As the senior Native American attorney at the DOJ and the chair of the Native American Trial Lawyers Association of the DOJ for over 30 years, I met personally with every newly appointed attorney general to discuss issues of racial equity and federal Indian law. When Janet Reno became attorney general in 1993, I told her that if she wanted a good picture of the racial and gender equity issues at DOJ, she should survey the appellate sections throughout the department. Even the Civil Rights Division was notorious for having an all-white appellate section, despite having the highest percentage of lawyers of color in any division in the department.

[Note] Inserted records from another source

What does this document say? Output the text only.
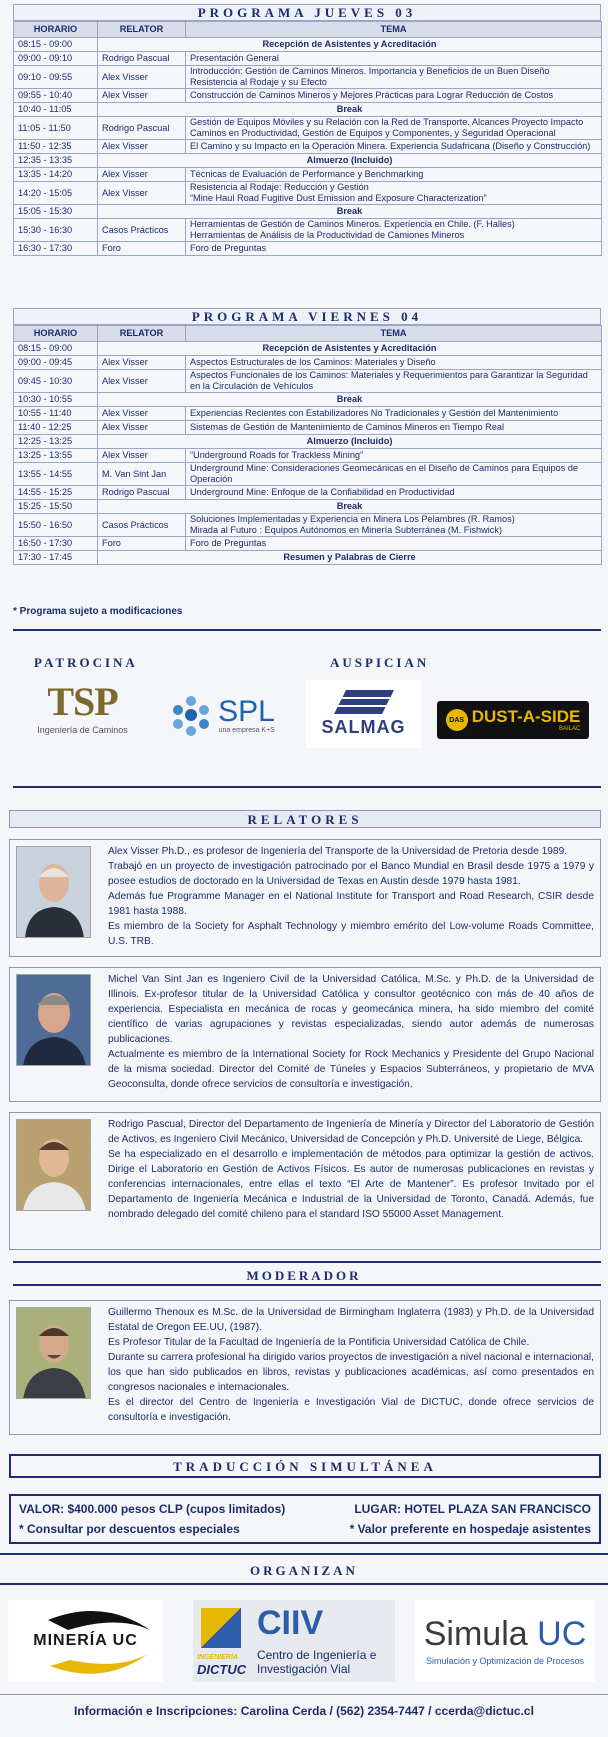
PROGRAMA JUEVES 03
HORARIO	RELATOR	TEMA
08:15 - 09:00	Recepción de Asistentes y Acreditación	
09:00 - 09:10	Rodrigo Pascual	Presentación General
09:10 - 09:55	Alex Visser	Introducción: Gestión de Caminos Mineros. Importancia y Beneficios de un Buen Diseño
Resistencia al Rodaje y su Efecto
09:55 - 10:40	Alex Visser	Construcción de Caminos Mineros y Mejores Prácticas para Lograr Reducción de Costos
10:40 - 11:05	Break	
11:05 - 11:50	Rodrigo Pascual	Gestión de Equipos Móviles y su Relación con la Red de Transporte. Alcances Proyecto Impacto Caminos en Productividad, Gestión de Equipos y Componentes, y Seguridad Operacional
11:50 - 12:35	Alex Visser	El Camino y su Impacto en la Operación Minera. Experiencia Sudafricana (Diseño y Construcción)
12:35 - 13:35	Almuerzo (Incluido)	
13:35 - 14:20	Alex Visser	Técnicas de Evaluación de Performance y Benchmarking
14:20 - 15:05	Alex Visser	Resistencia al Rodaje: Reducción y Gestión
“Mine Haul Road Fugitive Dust Emission and Exposure Characterization”
15:05 - 15:30	Break	
15:30 - 16:30	Casos Prácticos	Herramientas de Gestión de Caminos Mineros. Experiencia en Chile. (F. Halles)
Herramientas de Análisis de la Productividad de Camiones Mineros
16:30 - 17:30	Foro	Foro de Preguntas
PROGRAMA VIERNES 04
HORARIO	RELATOR	TEMA
08:15 - 09:00	Recepción de Asistentes y Acreditación	
09:00 - 09:45	Alex Visser	Aspectos Estructurales de los Caminos: Materiales y Diseño
09:45 - 10:30	Alex Visser	Aspectos Funcionales de los Caminos: Materiales y Requerimientos para Garantizar la Seguridad en la Circulación de Vehículos
10:30 - 10:55	Break	
10:55 - 11:40	Alex Visser	Experiencias Recientes con Estabilizadores No Tradicionales y Gestión del Mantenimiento
11:40 - 12:25	Alex Visser	Sistemas de Gestión de Mantenimiento de Caminos Mineros en Tiempo Real
12:25 - 13:25	Almuerzo (Incluido)	
13:25 - 13:55	Alex Visser	“Underground Roads for Trackless Mining”
13:55 - 14:55	M. Van Sint Jan	Underground Mine: Consideraciones Geomecánicas en el Diseño de Caminos para Equipos de Operación
14:55 - 15:25	Rodrigo Pascual	Underground Mine: Enfoque de la Confiabilidad en Productividad
15:25 - 15:50	Break	
15:50 - 16:50	Casos Prácticos	Soluciones Implementadas y Experiencia en Minera Los Pelambres (R. Ramos)
Mirada al Futuro : Equipos Autónomos en Minería Subterránea (M. Fishwick)
16:50 - 17:30	Foro	Foro de Preguntas
17:30 - 17:45	Resumen y Palabras de Cierre	
* Programa sujeto a modificaciones
PATROCINA	AUSPICIAN
TSP
Ingeniería de Caminos
SPL
una empresa K+S	SALMAG	DAS DUST-A-SIDE
BAILAC
RELATORES

Alex Visser Ph.D., es profesor de Ingeniería del Transporte de la Universidad de Pretoria desde 1989.

Trabajó en un proyecto de investigación patrocinado por el Banco Mundial en Brasil desde 1975 a 1979 y posee estudios de doctorado en la Universidad de Texas en Austin desde 1979 hasta 1981.

Además fue Programme Manager en el National Institute for Transport and Road Research, CSIR desde 1981 hasta 1988.

Es miembro de la Society for Asphalt Technology y miembro emérito del Low-volume Roads Committee, U.S. TRB.

Michel Van Sint Jan es Ingeniero Civil de la Universidad Católica, M.Sc. y Ph.D. de la Universidad de Illinois. Ex-profesor titular de la Universidad Católica y consultor geotécnico con más de 40 años de experiencia. Especialista en mecánica de rocas y geomecánica minera, ha sido miembro del comité científico de varias agrupaciones y revistas especializadas, siendo autor además de numerosas publicaciones.

Actualmente es miembro de la International Society for Rock Mechanics y Presidente del Grupo Nacional de la misma sociedad. Director del Comité de Túneles y Espacios Subterráneos, y propietario de MVA Geoconsulta, donde ofrece servicios de consultoría e investigación.

Rodrigo Pascual, Director del Departamento de Ingeniería de Minería y Director del Laboratorio de Gestión de Activos, es Ingeniero Civil Mecánico, Universidad de Concepción y Ph.D. Université de Liege, Bélgica.

Se ha especializado en el desarrollo e implementación de métodos para optimizar la gestión de activos. Dirige el Laboratorio en Gestión de Activos Físicos. Es autor de numerosas publicaciones en revistas y conferencias internacionales, entre ellas el texto “El Arte de Mantener”. Es profesor Invitado por el Departamento de Ingeniería Mecánica e Industrial de la Universidad de Toronto, Canadá. Además, fue nombrado delegado del comité chileno para el standard ISO 55000 Asset Management.

MODERADOR

Guillermo Thenoux es M.Sc. de la Universidad de Birmingham Inglaterra (1983) y Ph.D. de la Universidad Estatal de Oregon EE.UU, (1987).

Es Profesor Titular de la Facultad de Ingeniería de la Pontificia Universidad Católica de Chile.

Durante su carrera profesional ha dirigido varios proyectos de investigación a nivel nacional e internacional, los que han sido publicados en libros, revistas y publicaciones académicas, así como presentados en congresos nacionales e internacionales.

Es el director del Centro de Ingeniería e Investigación Vial de DICTUC, donde ofrece servicios de consultoría e investigación.

TRADUCCIÓN SIMULTÁNEA
VALOR: $400.000 pesos CLP (cupos limitados)	LUGAR: HOTEL PLAZA SAN FRANCISCO
* Consultar por descuentos especiales	* Valor preferente en hospedaje asistentes
ORGANIZAN
MINERÍA UC
INGENIERÍA
DICTUC
CIIV
Centro de Ingeniería e
Investigación Vial
Simula UC
Simulación y Optimización de Procesos
Información e Inscripciones: Carolina Cerda / (562) 2354-7447 / ccerda@dictuc.cl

Of the hundred or so federal Indian law cases that the Department of Justice participated in during my 32 years at the department, no American Indian lawyer ever argued one before any appellate court or the U.S. Supreme Court.
I implore you in the future to call it out when one racial group is not included in a story or study about diversity that you are reviewing. And please always be inclusive of Native Americans in your writings about diversity.
Lawrence R. Baca
As discussed in David L. Hudson’s “What You Don’t Know Might Hurt You” (April-May, page 20), several authorities view Model Rule 1.6, regarding client confidentiality, as requiring client consent for any discussion related to the representation, even discussion of matters of public record. There is, however, a contrary argument based on a key term in the rule—namely the term “reveal.”
The rule provides that “a lawyer shall not reveal information relating to the representation” without client consent. The most common dictionary definition of “reveal” is “to make known something secret or hidden.” Using that definition, discussing a matter of public record would not require client consent—unless one stretches the definition of “secret” to include information in a public record. However, it seems self-evident that information cannot be both “public” and “secret.”
Under the above analysis, a lawyer should be free to make public statements such as “The jury acquitted my client,” or “the jury awarded my client damages in the amount of $500,000.”